While it did not taste exactly like the way the chef in Kandy made it, I was thrilled that it came close to it. And that we could enjoy it in India right in the comfort of our home. I couldn’t ask for more.
Hope you enjoy making this curry.
Srilankan Ambarella Curry and Roasted Curry Powder Recipes
Recipe for Roasted curry powder is loosely adapted from theflavorbender.com
- 7 Ambarella about 1/2 Kilo
- 3/4 cup freshly grated coconut for thick and thin coconut milk
- 3 tbsp coconut oil
- 3-4 garlic cloves or 2 small organic garlic about 1 tsp of crushed garlic
- 1 green chilli cut into 3-4 pieces
- 1 stalk Curry leaves Karapincha in Sinhala, washed and dried well
- 2-3 1 inch pieces Pandan leaves
- 2 small red onions chopped
- 1/2 stick cinnamon 2 inch long piece
- 1/4 tsp turmeric powder
- 1/2 tbsp red chilli powder
- 2-3 tbsp roasted curry powder
- 2 tbsp brown sugar
- salt to taste
- 2 cups water
- 3 tbsp coriander seeds
- 2 tbsp cumin seeds
- 1 tbsp whole black peppercorns
- 1 tsp fennel seeds
- 1 tsp mustard seeds
- 2 inch long cinnamon stick
- 6 cloves
- 5 cardamom pods
- 2 stalks curry leaves washed and dried well
- Heat a kadai or skillet on low-medium heat. Pour coriander seeds and roast for couple of minutes on medium heat. Then add all the other ingredients except cloves and cardamon and roast while constantly stirring till the spices are aromatic and coriander seeds turn golden brown. Do not let them smoke or burn. Turn off the heat and add cloves and cardamom and fry for a couple of minutes to bring out the aroma of these two.
- When the roasted spices have cooled off, place in a spice grinder or small jar of the mixer and pulse-grind to a fine powder. Makes more than what is needed for this recipe.
- Store it in an airtight container and it will stay fresh for up to a month
- Grind freshly grated coconut (freshly grated is vital) in the small jar mixer with 1/2 cup water. Pulse it in intervals.

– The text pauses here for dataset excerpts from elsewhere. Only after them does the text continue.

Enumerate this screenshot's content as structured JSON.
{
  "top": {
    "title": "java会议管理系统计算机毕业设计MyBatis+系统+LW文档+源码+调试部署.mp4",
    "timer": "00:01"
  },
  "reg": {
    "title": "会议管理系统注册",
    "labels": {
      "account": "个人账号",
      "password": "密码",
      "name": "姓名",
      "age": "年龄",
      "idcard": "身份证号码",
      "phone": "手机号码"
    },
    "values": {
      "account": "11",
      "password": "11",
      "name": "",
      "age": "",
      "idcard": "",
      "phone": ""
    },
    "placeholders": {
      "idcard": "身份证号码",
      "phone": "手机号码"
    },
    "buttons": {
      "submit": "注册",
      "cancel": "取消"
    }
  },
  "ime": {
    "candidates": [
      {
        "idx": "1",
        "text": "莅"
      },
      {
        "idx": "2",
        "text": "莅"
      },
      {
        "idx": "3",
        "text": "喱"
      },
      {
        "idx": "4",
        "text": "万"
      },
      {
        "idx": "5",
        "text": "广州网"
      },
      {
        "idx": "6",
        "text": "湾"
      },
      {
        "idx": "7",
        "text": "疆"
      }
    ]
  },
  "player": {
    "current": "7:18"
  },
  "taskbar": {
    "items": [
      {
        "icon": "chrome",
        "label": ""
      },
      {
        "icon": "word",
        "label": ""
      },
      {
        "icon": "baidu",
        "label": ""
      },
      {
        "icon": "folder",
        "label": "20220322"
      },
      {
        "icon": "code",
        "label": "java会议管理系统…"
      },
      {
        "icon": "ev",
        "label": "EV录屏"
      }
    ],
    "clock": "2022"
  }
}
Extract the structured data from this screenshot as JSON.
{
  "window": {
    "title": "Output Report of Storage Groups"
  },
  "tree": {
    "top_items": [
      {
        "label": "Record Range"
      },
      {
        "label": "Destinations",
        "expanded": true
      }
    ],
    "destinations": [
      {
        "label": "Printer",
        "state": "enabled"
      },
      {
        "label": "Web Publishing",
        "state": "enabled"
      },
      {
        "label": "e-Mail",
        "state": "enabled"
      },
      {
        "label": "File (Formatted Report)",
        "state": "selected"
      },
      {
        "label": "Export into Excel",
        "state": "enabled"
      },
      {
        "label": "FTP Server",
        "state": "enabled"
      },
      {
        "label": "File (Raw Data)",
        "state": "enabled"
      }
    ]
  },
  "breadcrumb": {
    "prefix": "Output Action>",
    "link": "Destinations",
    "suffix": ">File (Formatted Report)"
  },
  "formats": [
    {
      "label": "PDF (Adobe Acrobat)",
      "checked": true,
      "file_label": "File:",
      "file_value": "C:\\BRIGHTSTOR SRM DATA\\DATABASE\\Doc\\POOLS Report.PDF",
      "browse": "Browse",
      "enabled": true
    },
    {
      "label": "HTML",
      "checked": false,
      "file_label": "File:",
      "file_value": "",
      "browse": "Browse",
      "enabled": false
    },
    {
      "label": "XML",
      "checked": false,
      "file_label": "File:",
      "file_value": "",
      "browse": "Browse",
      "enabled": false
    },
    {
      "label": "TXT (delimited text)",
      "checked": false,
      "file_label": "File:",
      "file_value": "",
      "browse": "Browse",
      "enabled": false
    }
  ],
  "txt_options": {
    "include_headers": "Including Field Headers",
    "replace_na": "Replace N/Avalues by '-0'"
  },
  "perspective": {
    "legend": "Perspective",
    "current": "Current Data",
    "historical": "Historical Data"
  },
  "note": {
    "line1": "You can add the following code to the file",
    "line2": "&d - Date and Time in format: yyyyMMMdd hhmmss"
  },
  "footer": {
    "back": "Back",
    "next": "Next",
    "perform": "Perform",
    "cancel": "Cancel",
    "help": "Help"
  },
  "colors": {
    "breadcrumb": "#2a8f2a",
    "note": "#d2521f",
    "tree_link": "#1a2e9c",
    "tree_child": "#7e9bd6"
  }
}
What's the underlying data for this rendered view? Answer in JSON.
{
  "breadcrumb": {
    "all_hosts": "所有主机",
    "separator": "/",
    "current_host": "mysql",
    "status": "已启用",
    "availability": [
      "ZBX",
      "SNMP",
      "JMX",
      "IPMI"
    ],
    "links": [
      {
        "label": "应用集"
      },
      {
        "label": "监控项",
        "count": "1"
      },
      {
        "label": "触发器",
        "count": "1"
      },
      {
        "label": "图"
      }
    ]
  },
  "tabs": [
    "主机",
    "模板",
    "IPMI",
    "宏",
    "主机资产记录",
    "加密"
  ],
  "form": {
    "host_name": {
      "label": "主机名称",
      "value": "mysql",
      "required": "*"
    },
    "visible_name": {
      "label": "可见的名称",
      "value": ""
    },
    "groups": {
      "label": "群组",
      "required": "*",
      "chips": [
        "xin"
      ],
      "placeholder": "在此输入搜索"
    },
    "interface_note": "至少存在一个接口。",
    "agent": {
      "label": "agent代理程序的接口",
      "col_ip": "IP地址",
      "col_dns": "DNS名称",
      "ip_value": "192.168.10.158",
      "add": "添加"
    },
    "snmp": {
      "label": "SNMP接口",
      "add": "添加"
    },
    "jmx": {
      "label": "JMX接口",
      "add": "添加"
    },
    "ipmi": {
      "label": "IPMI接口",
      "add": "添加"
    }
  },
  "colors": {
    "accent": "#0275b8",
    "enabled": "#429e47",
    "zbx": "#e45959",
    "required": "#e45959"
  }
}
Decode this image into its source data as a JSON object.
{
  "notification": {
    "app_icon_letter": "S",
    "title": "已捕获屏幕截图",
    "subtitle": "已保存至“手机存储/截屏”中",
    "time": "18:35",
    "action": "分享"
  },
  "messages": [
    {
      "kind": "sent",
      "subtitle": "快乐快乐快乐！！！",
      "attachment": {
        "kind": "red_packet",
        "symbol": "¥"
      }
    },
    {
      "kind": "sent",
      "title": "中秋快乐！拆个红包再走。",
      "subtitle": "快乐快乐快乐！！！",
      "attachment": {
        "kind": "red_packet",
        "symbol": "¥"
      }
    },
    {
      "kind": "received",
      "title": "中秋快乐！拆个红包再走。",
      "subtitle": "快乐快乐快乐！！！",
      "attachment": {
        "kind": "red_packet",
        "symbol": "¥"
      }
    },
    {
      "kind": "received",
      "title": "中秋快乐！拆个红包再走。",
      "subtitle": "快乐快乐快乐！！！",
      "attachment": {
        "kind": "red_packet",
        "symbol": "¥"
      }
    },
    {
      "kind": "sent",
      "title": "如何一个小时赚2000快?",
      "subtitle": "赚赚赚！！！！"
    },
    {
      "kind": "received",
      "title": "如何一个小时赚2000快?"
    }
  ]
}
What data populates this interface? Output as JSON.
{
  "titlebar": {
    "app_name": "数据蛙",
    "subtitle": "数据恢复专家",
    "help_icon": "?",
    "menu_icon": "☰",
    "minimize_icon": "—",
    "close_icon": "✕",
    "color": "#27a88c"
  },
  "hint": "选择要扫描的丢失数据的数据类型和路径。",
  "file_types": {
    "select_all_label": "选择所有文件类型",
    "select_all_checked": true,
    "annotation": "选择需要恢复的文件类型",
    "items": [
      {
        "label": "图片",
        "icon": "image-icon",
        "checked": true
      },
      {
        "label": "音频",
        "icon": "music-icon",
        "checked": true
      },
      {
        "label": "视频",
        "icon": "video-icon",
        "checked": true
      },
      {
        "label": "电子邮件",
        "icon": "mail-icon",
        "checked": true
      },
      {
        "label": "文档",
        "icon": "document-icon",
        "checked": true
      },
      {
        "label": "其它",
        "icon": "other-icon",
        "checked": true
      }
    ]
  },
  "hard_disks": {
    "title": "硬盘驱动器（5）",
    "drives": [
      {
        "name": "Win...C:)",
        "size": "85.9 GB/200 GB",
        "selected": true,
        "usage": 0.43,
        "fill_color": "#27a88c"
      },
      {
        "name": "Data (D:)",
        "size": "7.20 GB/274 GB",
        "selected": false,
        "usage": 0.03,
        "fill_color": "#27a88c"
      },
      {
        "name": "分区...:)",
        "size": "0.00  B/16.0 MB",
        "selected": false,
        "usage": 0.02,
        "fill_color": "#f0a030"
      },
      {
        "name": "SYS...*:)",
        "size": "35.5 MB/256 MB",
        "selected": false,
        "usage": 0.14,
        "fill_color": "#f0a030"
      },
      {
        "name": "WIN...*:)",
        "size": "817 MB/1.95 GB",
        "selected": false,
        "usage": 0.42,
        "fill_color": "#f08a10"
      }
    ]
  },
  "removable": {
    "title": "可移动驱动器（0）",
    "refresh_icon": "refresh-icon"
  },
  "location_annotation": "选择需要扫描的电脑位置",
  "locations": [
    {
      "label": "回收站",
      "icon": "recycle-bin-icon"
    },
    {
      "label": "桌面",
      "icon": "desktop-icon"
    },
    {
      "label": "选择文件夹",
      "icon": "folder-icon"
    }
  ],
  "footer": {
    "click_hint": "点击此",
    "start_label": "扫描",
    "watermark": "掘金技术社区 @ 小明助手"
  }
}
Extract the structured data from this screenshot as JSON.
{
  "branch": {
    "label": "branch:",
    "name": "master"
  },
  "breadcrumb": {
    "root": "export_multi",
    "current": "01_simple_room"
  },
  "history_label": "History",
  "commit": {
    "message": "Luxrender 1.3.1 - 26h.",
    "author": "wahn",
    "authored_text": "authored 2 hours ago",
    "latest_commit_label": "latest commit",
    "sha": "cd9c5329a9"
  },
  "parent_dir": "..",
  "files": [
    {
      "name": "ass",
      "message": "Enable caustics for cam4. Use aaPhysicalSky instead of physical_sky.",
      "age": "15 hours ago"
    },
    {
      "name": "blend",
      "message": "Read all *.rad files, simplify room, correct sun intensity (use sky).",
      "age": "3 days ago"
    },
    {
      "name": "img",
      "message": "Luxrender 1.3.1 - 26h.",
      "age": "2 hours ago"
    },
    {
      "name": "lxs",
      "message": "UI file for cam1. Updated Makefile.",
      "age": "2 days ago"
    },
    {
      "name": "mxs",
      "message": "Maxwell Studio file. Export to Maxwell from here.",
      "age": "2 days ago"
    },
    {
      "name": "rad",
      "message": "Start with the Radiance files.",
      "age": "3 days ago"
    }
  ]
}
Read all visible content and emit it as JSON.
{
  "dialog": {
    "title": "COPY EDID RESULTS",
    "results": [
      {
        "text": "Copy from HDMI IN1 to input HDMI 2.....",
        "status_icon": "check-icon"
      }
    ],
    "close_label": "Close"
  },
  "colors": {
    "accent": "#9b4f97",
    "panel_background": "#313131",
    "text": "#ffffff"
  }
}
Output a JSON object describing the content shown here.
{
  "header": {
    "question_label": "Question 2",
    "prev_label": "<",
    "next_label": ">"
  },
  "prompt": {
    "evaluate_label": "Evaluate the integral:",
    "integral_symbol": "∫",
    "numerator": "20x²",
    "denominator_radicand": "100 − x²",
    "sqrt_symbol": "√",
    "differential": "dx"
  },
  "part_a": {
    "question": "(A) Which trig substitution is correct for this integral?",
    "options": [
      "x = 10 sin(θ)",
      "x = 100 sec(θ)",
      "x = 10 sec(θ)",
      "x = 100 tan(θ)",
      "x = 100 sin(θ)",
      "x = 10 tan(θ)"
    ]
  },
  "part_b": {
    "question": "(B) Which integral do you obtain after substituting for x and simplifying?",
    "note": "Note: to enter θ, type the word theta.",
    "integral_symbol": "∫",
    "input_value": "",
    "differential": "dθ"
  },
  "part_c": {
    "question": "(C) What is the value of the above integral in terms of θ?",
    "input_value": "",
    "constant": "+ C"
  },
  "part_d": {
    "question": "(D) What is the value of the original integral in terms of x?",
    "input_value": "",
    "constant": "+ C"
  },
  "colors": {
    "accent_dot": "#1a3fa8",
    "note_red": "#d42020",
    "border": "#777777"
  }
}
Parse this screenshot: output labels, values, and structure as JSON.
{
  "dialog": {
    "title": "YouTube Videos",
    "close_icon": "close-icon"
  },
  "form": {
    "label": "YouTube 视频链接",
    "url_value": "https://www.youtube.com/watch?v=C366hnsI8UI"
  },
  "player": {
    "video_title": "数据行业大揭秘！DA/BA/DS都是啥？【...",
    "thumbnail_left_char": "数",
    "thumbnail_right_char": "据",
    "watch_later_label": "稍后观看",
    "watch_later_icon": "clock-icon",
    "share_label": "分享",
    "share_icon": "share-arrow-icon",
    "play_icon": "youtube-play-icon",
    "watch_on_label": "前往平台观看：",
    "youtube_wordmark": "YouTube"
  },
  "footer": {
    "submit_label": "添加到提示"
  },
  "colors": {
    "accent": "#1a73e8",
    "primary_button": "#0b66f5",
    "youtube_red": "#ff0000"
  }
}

- Strain the first thick coconut milk into a bowl. Add the strained coconut pulp back to the jar with another 3/4 cup water and grind well pulsing in intervals.
- Strain the second thin milk. Set aside.
- Do not discard the ground coconut. Use it in any other dish like chutney or curry.
- Wash Ambarella and towel dry. Peel and cut into lengthwise quarters. If the center is too tough and fibrous, cut around the center leaving the center out). Discard the peels.
- Heat coconut oil in a clay chatti or pan or kadai on medium heat. Do not let it smoke.
- When the oil is hot, add crushed garlic followed by green chillies. When garlic is beginning to brown, add cinnamon stick, curry leaves, pandan leaves, chopped onion, turmeric and a pinch of salt and stir fry till onions are soft.
Add red chilli powder and roasted curry powder and mix well. Toss in Ambarella quarters. Sprinkle salt and give it a good stir to coat the spices well. Let it cook for 3-4 minutes till Ambarella begin to pale then add 1/2 cup water and cook covered until the Ambarella quarters are soft and translucent. Poke with the back of a spatula to test.
Now add brown sugar, stir well and turn the heat to sim. Add the thick and thin coconut milk one after the other and stir well. Taste and adjust for salt and sugar. Simmer for couple of minutes and switch off. Do not let it boil. Otherwise the coconut milk will curdle. The curry should be semi thick.
- Serve hot with steamed red rice or Matta rice.
- I like to drizzle a few drops of Ghee on the rice.
Omit if you can't find Pandan leaves.